Nathan Hale’s Hazardous Tales: Big Bad Ironclad! by Nathan Hale (series)
Boy readers especially like this series much more than I do with its sarcastic tone and the violence. No doubt, these introduce kids to history and can motivate kids to read so those are good things which might outweigh the violence for some. This particular story takes place during the American Civil War focusing on the ironclad steam warships with the battles, other military aspects of the war, and real people like William Cushing.

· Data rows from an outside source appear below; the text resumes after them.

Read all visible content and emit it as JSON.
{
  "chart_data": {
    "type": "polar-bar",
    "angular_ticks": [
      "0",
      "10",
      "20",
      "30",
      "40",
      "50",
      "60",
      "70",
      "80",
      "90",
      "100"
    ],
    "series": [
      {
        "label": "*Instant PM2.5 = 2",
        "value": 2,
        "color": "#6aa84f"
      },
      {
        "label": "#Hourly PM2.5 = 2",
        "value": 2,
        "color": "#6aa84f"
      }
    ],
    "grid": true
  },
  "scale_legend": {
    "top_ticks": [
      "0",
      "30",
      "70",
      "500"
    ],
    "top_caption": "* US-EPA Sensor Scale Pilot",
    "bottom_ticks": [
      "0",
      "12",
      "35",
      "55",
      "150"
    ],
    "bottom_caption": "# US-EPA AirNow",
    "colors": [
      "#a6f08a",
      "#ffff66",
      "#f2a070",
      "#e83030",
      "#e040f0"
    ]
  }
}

The Boy Who Became a Dragon: A Bruce Lee Story by Jim Di Bartolo
From his birth in San Francisco to life in Hong Kong during and after the Japanese occupation and move back to the U.S., you’ll learn that Bruce Lee was a troubled kid but also worked as an actor like his father. He experienced racism for having mixed-race heritage so Bruce left his home in Hong Kong for the U.S. where he’s more settled with several martial artist studios. He falls in love and becomes a movie star.
The Drawing Lesson: A Graphic Novel That Teaches You How to Draw by Mark Crilley
A boy named David asks a young woman named Becky to give him drawing lessons. She reluctantly agrees and she continues (reluctantly) to give him lessons on shadowing, loose sketching, negative space, proportions, and more. The Drawing Lesson is a marvelous graphic novel that both entertains and teaches.
Escape at 1,000 Feet by Tom Sullivan
This nonfiction graphic novel story with comic panels, documents, photos, and sidebars with facts recounts D.B. Cooper’s infamous plane hijacking from 1971–-a feat in which he escaped with $200,000 dollars and mysteriously dropped off the face of the earth.
Big Hero 6 #1: The Series by Hong Gyun An (series)
Hiro’s new life as both a college student and superhero with his friends Baymax, Go Go, Wasabi, Honey Lemon, and Fred is complicated. As superheroes, they’re trying to defeat a mother/daughter villain team called High Voltage. But at school, Hiro is assigned a mentor who hates him named Karmi, a student who was previously the youngest there until Hiro. And his schoolwork challenges seem overwhelming. Hiro learns from Baymax how his older brother also failed but continued to persevere. Adventurous and fun to read!